Flüssiges Wasser kann leicht überhitzt werden
Wasser lässt sich über seinen Siedepunkt hinaus erhitzen, ohne zu sieden.
Wissenschaftliche Erklärung
Wasser siedet bei 100 Grad Celsius — zumindest theoretisch. In der Praxis kann flüssiges Wasser deutlich über diese Temperatur hinaus erhitzt werden, ohne dass sich Dampfblasen bilden.
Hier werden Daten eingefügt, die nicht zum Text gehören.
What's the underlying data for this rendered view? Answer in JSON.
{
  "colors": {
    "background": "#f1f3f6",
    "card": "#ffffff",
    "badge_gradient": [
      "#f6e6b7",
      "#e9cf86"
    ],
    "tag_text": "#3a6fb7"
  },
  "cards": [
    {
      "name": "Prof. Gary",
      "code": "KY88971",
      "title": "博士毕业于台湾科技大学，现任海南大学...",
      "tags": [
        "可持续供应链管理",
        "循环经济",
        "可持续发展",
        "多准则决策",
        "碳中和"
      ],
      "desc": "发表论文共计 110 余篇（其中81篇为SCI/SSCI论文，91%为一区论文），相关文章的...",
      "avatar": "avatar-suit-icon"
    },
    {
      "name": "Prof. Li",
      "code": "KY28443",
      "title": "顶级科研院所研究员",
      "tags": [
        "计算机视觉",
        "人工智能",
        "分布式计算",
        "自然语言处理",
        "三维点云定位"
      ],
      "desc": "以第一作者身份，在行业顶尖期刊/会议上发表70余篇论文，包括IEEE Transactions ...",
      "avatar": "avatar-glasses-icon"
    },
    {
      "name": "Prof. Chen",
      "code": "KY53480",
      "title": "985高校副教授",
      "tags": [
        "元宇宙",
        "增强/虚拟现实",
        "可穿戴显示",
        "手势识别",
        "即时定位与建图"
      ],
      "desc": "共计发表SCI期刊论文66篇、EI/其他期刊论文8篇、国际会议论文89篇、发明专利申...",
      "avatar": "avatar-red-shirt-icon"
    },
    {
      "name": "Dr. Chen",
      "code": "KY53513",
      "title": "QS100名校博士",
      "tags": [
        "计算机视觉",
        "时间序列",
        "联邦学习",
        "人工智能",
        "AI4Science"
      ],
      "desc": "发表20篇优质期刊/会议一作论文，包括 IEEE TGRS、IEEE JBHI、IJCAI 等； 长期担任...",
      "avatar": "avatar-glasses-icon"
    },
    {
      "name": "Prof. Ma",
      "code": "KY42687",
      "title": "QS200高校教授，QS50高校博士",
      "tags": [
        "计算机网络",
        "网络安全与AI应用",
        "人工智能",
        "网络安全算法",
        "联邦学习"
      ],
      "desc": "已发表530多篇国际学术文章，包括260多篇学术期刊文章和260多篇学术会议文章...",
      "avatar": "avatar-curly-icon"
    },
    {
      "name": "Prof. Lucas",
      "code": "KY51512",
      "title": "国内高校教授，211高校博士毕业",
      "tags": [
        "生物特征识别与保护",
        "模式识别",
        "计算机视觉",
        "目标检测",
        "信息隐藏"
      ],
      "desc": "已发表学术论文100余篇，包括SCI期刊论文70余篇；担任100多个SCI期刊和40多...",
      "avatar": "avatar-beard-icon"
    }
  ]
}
Dieses Phänomen wird als Überhitzung (Superheating) bezeichnet und entsteht aus dem gleichen Prinzip wie die Unterkühlung: Es fehlen Keimbildungszentren, an denen sich die neue Phase — in diesem Fall Dampfblasen — bilden kann.
Damit eine Dampfblase im Inneren der Flüssigkeit überleben kann, muss sie gross genug sein, um den Druck der umgebenden Flüssigkeit und die Oberflächenspannung zu überwinden. Bei kleinen Blasen überwiegt die Oberflächenspannung, und die Blase kollabiert sofort. Erst ab einer kritischen Grösse wächst die Blase spontan. In sehr reinem Wasser ohne Verunreinigungen und in glatten Gefässen fehlen die Stellen, an denen sich diese kritischen Keime bilden können.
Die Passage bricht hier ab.